The way Cinebench either uses or reports processor cores is a bit of an oddity. The rendering benchmark seems to be restricted to 125C/256T in some way. The benchmarking app’s system details section makes it clear. Windows Task Manager, on the other hand, accurately identifies the AMD Genoa computer under test as a 2P system with a pair of 96C/192T processors operating in tandem. Therefore, it is obvious that Cinebench R23 should report and utilise 192C/384T of processing available, but it might not; it might currently only be able to process 125C/256T.

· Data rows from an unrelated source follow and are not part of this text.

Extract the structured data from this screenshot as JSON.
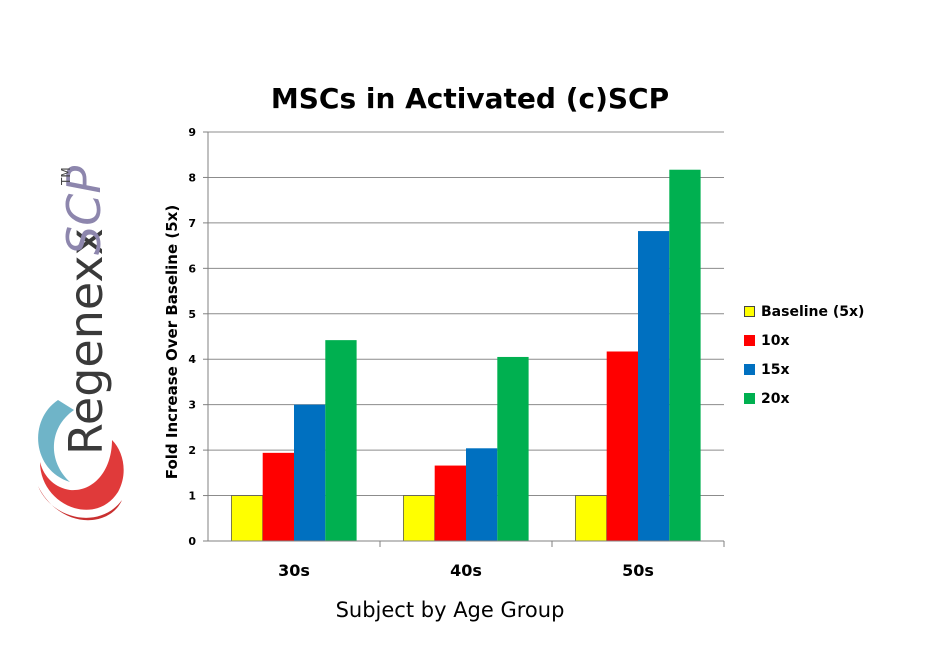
{
  "logo": {
    "brand": "Regenexx",
    "suffix": "SCP",
    "trademark": "TM"
  },
  "chart_data": {
    "type": "bar",
    "title": "MSCs in Activated (c)SCP",
    "xlabel": "Subject by Age Group",
    "ylabel": "Fold Increase Over Baseline (5x)",
    "categories": [
      "30s",
      "40s",
      "50s"
    ],
    "ylim": [
      0,
      9
    ],
    "yticks": [
      0,
      1,
      2,
      3,
      4,
      5,
      6,
      7,
      8,
      9
    ],
    "grid": true,
    "legend_position": "right",
    "series": [
      {
        "name": "Baseline (5x)",
        "color": "#ffff00",
        "values": [
          1,
          1,
          1
        ]
      },
      {
        "name": "10x",
        "color": "#ff0000",
        "values": [
          1.94,
          1.66,
          4.17
        ]
      },
      {
        "name": "15x",
        "color": "#0070c0",
        "values": [
          3.0,
          2.04,
          6.82
        ]
      },
      {
        "name": "20x",
        "color": "#00b050",
        "values": [
          4.42,
          4.05,
          8.17
        ]
      }
    ]
  }
}
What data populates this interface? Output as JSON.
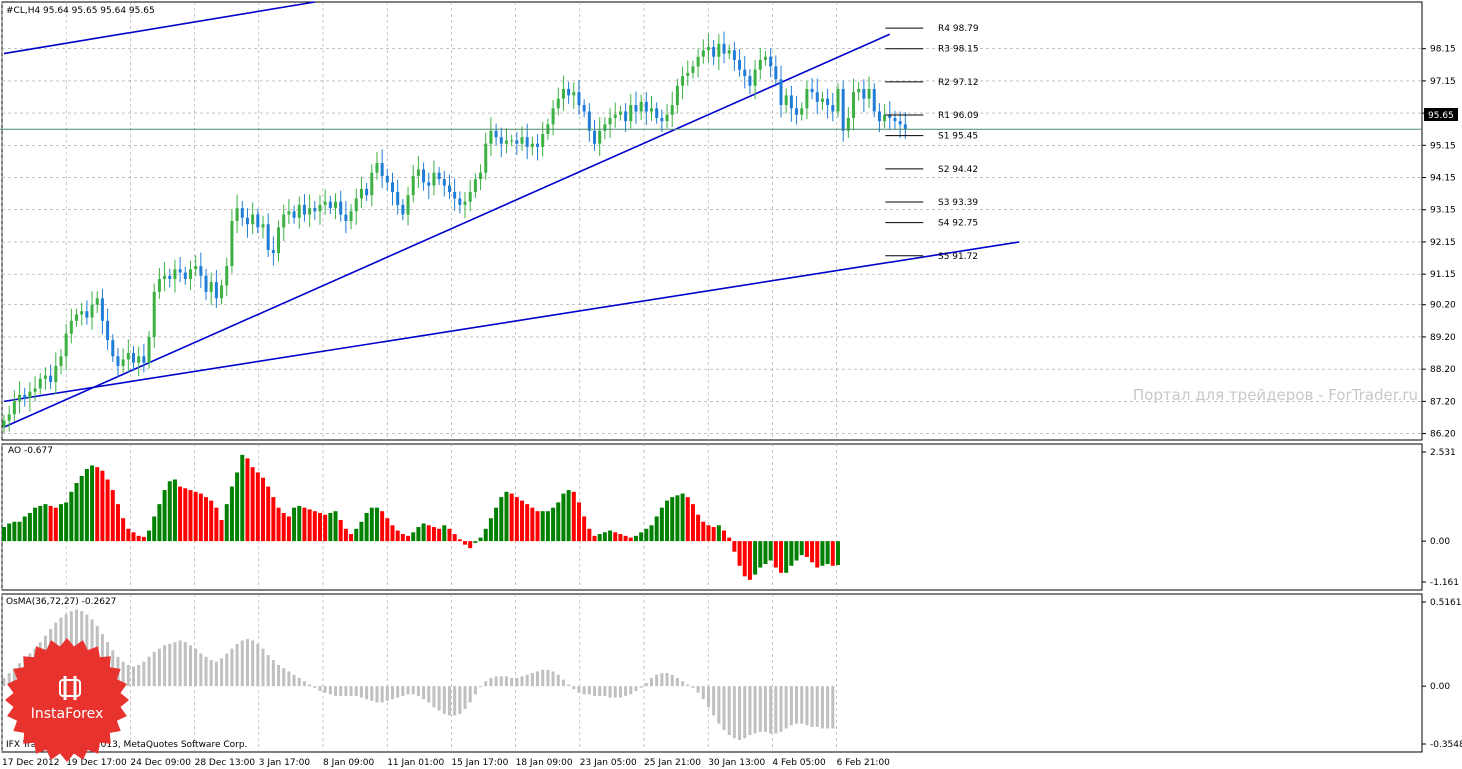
{
  "header": {
    "symbol_line": "#CL,H4  95.64 95.65 95.64 95.65"
  },
  "price_badge": "95.65",
  "watermark": "Портал для трейдеров - ForTrader.ru",
  "copyright": "IFX Trader, © 2001-2013, MetaQuotes Software Corp.",
  "logo_text": "InstaForex",
  "colors": {
    "bull": "#3cb043",
    "bear": "#1f7dd6",
    "ao_up": "#008000",
    "ao_down": "#ff0000",
    "osma": "#c0c0c0",
    "trend": "#0000cc",
    "grid": "#a0a0a0"
  },
  "chart_data": [
    {
      "type": "candlestick",
      "ylim": [
        86.0,
        99.6
      ],
      "y_ticks": [
        "98.15",
        "97.15",
        "96.15",
        "95.15",
        "94.15",
        "93.15",
        "92.15",
        "91.15",
        "90.20",
        "89.20",
        "88.20",
        "87.20",
        "86.20"
      ],
      "x_ticks": [
        "17 Dec 2012",
        "19 Dec 17:00",
        "24 Dec 09:00",
        "28 Dec 13:00",
        "3 Jan 17:00",
        "8 Jan 09:00",
        "11 Jan 01:00",
        "15 Jan 17:00",
        "18 Jan 09:00",
        "23 Jan 05:00",
        "25 Jan 21:00",
        "30 Jan 13:00",
        "4 Feb 05:00",
        "6 Feb 21:00"
      ],
      "closes": [
        86.6,
        86.8,
        87.2,
        87.4,
        87.3,
        87.5,
        87.6,
        87.9,
        88.0,
        87.8,
        88.3,
        88.6,
        89.3,
        89.7,
        89.9,
        90.0,
        89.8,
        90.2,
        90.4,
        89.7,
        89.1,
        88.6,
        88.3,
        88.5,
        88.7,
        88.4,
        88.6,
        88.4,
        89.2,
        90.6,
        91.0,
        91.1,
        91.0,
        91.3,
        91.2,
        91.0,
        91.3,
        91.4,
        91.1,
        90.6,
        90.9,
        90.4,
        90.8,
        91.4,
        92.8,
        93.2,
        92.9,
        92.7,
        93.0,
        92.6,
        92.7,
        91.9,
        91.8,
        92.6,
        93.0,
        93.1,
        92.9,
        93.3,
        93.0,
        93.2,
        93.1,
        93.3,
        93.4,
        93.2,
        93.4,
        93.0,
        92.8,
        93.1,
        93.5,
        93.8,
        93.6,
        94.3,
        94.6,
        94.2,
        94.0,
        93.7,
        93.3,
        93.0,
        93.6,
        94.2,
        94.4,
        94.0,
        93.9,
        94.3,
        94.1,
        93.9,
        93.7,
        93.5,
        93.3,
        93.4,
        93.7,
        94.1,
        94.3,
        95.2,
        95.6,
        95.4,
        95.2,
        95.3,
        95.3,
        95.2,
        95.4,
        95.1,
        95.2,
        95.1,
        95.5,
        95.8,
        96.3,
        96.6,
        96.9,
        96.7,
        96.8,
        96.4,
        96.2,
        95.6,
        95.2,
        95.6,
        95.8,
        96.0,
        96.1,
        96.2,
        95.9,
        96.4,
        96.2,
        96.5,
        96.2,
        96.3,
        96.0,
        95.9,
        96.1,
        96.4,
        97.0,
        97.3,
        97.4,
        97.6,
        97.9,
        98.1,
        98.2,
        97.9,
        98.3,
        98.0,
        98.1,
        97.8,
        97.5,
        97.3,
        97.0,
        97.5,
        97.8,
        97.9,
        97.6,
        97.2,
        96.4,
        96.7,
        96.3,
        96.1,
        96.3,
        96.9,
        96.8,
        96.5,
        96.6,
        96.4,
        96.2,
        96.9,
        95.6,
        96.0,
        96.8,
        96.9,
        96.6,
        96.9,
        96.2,
        95.9,
        96.1,
        96.0,
        95.9,
        95.8,
        95.65
      ],
      "pivots": [
        {
          "label": "R4",
          "value": "98.79"
        },
        {
          "label": "R3",
          "value": "98.15"
        },
        {
          "label": "R2",
          "value": "97.12"
        },
        {
          "label": "R1",
          "value": "96.09"
        },
        {
          "label": "S1",
          "value": "95.45"
        },
        {
          "label": "S2",
          "value": "94.42"
        },
        {
          "label": "S3",
          "value": "93.39"
        },
        {
          "label": "S4",
          "value": "92.75"
        },
        {
          "label": "S5",
          "value": "91.72"
        }
      ],
      "trendlines": [
        {
          "from": [
            0,
            98.0
          ],
          "to": [
            60,
            99.6
          ]
        },
        {
          "from": [
            0,
            86.4
          ],
          "to": [
            171,
            98.6
          ]
        },
        {
          "from": [
            0,
            87.2
          ],
          "to": [
            196,
            92.15
          ]
        }
      ]
    },
    {
      "type": "bar",
      "name": "AO",
      "title": "AO -0.677",
      "ylim": [
        -1.161,
        2.531
      ],
      "y_ticks": [
        "2.531",
        "0.00",
        "-1.161"
      ],
      "values": [
        0.4,
        0.5,
        0.55,
        0.55,
        0.7,
        0.8,
        0.95,
        1.0,
        1.05,
        1.0,
        0.95,
        1.05,
        1.1,
        1.4,
        1.65,
        1.85,
        2.05,
        2.15,
        2.1,
        2.0,
        1.75,
        1.45,
        1.05,
        0.65,
        0.35,
        0.25,
        0.15,
        0.12,
        0.3,
        0.7,
        1.05,
        1.45,
        1.7,
        1.75,
        1.55,
        1.5,
        1.45,
        1.4,
        1.35,
        1.25,
        1.15,
        0.95,
        0.6,
        1.05,
        1.55,
        1.95,
        2.45,
        2.35,
        2.1,
        1.95,
        1.8,
        1.55,
        1.25,
        0.95,
        0.8,
        0.7,
        0.95,
        1.0,
        0.95,
        0.9,
        0.85,
        0.8,
        0.75,
        0.8,
        0.85,
        0.6,
        0.35,
        0.2,
        0.35,
        0.55,
        0.8,
        0.95,
        0.95,
        0.85,
        0.65,
        0.45,
        0.3,
        0.2,
        0.15,
        0.25,
        0.4,
        0.5,
        0.45,
        0.4,
        0.35,
        0.45,
        0.35,
        0.2,
        0.05,
        -0.1,
        -0.2,
        -0.05,
        0.1,
        0.35,
        0.65,
        0.95,
        1.25,
        1.4,
        1.35,
        1.25,
        1.15,
        1.05,
        0.95,
        0.85,
        0.85,
        0.85,
        0.95,
        1.1,
        1.35,
        1.45,
        1.4,
        1.1,
        0.7,
        0.35,
        0.15,
        0.2,
        0.25,
        0.3,
        0.25,
        0.2,
        0.15,
        0.1,
        0.15,
        0.25,
        0.35,
        0.45,
        0.7,
        0.95,
        1.15,
        1.25,
        1.3,
        1.35,
        1.25,
        1.05,
        0.75,
        0.55,
        0.45,
        0.4,
        0.45,
        0.3,
        0.1,
        -0.3,
        -0.7,
        -1.0,
        -1.1,
        -0.95,
        -0.75,
        -0.65,
        -0.55,
        -0.75,
        -0.9,
        -0.9,
        -0.7,
        -0.55,
        -0.4,
        -0.45,
        -0.6,
        -0.75,
        -0.7,
        -0.65,
        -0.7,
        -0.68
      ],
      "colors_by_trend": true
    },
    {
      "type": "bar",
      "name": "OsMA",
      "title": "OsMA(36,72,27) -0.2627",
      "ylim": [
        -0.3548,
        0.5161
      ],
      "y_ticks": [
        "0.5161",
        "0.00",
        "-0.3548"
      ],
      "values": [
        0.05,
        0.08,
        0.11,
        0.14,
        0.17,
        0.2,
        0.23,
        0.27,
        0.31,
        0.35,
        0.39,
        0.42,
        0.44,
        0.46,
        0.47,
        0.46,
        0.44,
        0.41,
        0.37,
        0.32,
        0.27,
        0.22,
        0.18,
        0.15,
        0.13,
        0.12,
        0.13,
        0.15,
        0.18,
        0.21,
        0.23,
        0.25,
        0.26,
        0.27,
        0.28,
        0.27,
        0.25,
        0.23,
        0.2,
        0.18,
        0.16,
        0.15,
        0.17,
        0.2,
        0.23,
        0.26,
        0.28,
        0.29,
        0.28,
        0.26,
        0.23,
        0.19,
        0.16,
        0.13,
        0.11,
        0.09,
        0.07,
        0.05,
        0.03,
        0.01,
        -0.01,
        -0.03,
        -0.04,
        -0.05,
        -0.06,
        -0.06,
        -0.06,
        -0.06,
        -0.06,
        -0.07,
        -0.08,
        -0.09,
        -0.1,
        -0.1,
        -0.09,
        -0.08,
        -0.07,
        -0.06,
        -0.05,
        -0.05,
        -0.06,
        -0.08,
        -0.1,
        -0.13,
        -0.15,
        -0.17,
        -0.18,
        -0.18,
        -0.17,
        -0.14,
        -0.1,
        -0.05,
        0.0,
        0.03,
        0.05,
        0.06,
        0.06,
        0.06,
        0.05,
        0.05,
        0.06,
        0.07,
        0.08,
        0.09,
        0.1,
        0.1,
        0.09,
        0.07,
        0.04,
        0.01,
        -0.02,
        -0.04,
        -0.05,
        -0.05,
        -0.06,
        -0.06,
        -0.06,
        -0.07,
        -0.07,
        -0.07,
        -0.06,
        -0.05,
        -0.03,
        -0.01,
        0.02,
        0.05,
        0.07,
        0.08,
        0.08,
        0.07,
        0.05,
        0.03,
        0.01,
        -0.01,
        -0.04,
        -0.08,
        -0.13,
        -0.18,
        -0.23,
        -0.27,
        -0.3,
        -0.32,
        -0.33,
        -0.32,
        -0.3,
        -0.29,
        -0.28,
        -0.28,
        -0.29,
        -0.29,
        -0.28,
        -0.26,
        -0.24,
        -0.23,
        -0.23,
        -0.24,
        -0.25,
        -0.25,
        -0.26,
        -0.26,
        -0.26
      ]
    }
  ]
}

The test findings show that the Intel Sapphire Rapids 2P system is 38% slower than the AMD Genoa ES 2P system.

AMD
credit: tomshardware

The AMD system has more cores, and Cinebench R23 responds well to core scaling, therefore this is the reason. Although Windows claims the AMD system has 71% more cores than Cinebench claims, the AMD machine actually has 14% more cores, and the benchmark would perform even better if it used all of them.

While customers are anticipating the release of Ryzen 7000 processors with the Zen 4 architecture at the end of this month, AMD’s EPYC Genoa components. YuuKi AnS posted a picture of an EPYC 9654 ES 96-core CPU a week ago. We don’t know for sure because AMD isn’t as forthcoming about its non-consumer-related commercial goals, but the Genoa launch might happen as soon as next month. We are currently in the second half of 2022, when these potent EPYC chips are expected to launch.